Market Beginning to Shift Inflation Expectations

As evidence continues to emerge that US labor markets are gradually healing and wage growth is starting to stabilize (see story), market participants as beginning to consider the possibility that inflation in the US has stabilized, albeit at low levels (see post). Other signals seem to pint in the same direction.

Outside of China-driven raw materials weakness, commodity prices are off the lows and rising, though remain at depressed levels relative to the past five years.


DJ UBS Commodity Index

Americans are starting to pay attention to rising prices, particularly as some of the more visible commodities such as coffee or gasoline become more expensive.

[See: David Rosenberg: Greatest Risk to Investors Is Now Inflation]


June 2014 gasoline futures (RBM14) (source: barchart)

This sentiment is reflected in the rising Google search frequency for the word "inflation" and will likely show up in the surveys such the UMichigan inflation expectations over the next few months.
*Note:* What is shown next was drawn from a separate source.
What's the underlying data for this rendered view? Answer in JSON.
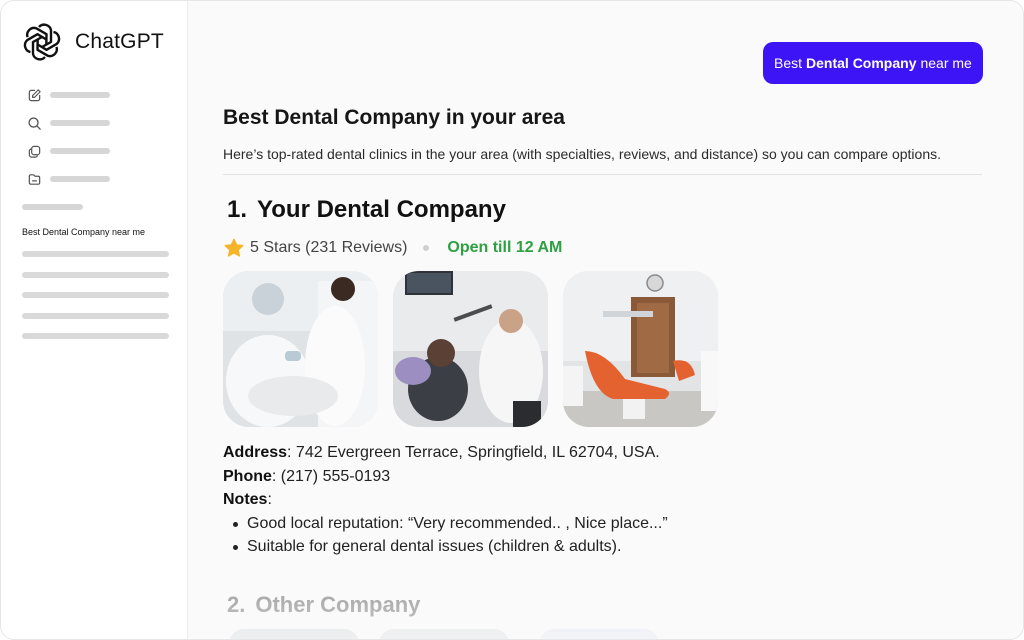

Google Trends: search term "inflation"; United States search only

The markets are starting to take notice. The latest TIPS auction showed a sudden increase in investor demand.

Bloomberg: - The U.S. sale of billion in five-year Treasury Inflation Protected Securities drew the strongest demand ever from a class of investors that includes foreign central banks.

Indirect bidders bought 58.4 percent of the securities at the TIPS sale. That compared with an average of 42.3 percent at the past 10 auctions. The bid-to-cover ratio, which gauges demand by comparing the amount bid with the amount offered, was 2.7, matching the highest level since December 2012. The notes sold at a yield of negative 0.213 percent, below the negative 0.162 percent average forecast of five of the Fed’s 22 primary dealers in a Bloomberg News poll.

“The stats were off the charts,” said Stanley Sun, a New York-based strategist at Nomura Holdings Inc., a primary dealer, said in a telephone interview.

The five-year breakeven rate (a rough measure of implied inflation expectations) jumped as a result.


Source: Ycharts

Clearly we've had these "false starts" in the past, just to end up staring in the face of disinflationary pressures. But this time conditions seem to be in place for a stabilization in the rate of inflation.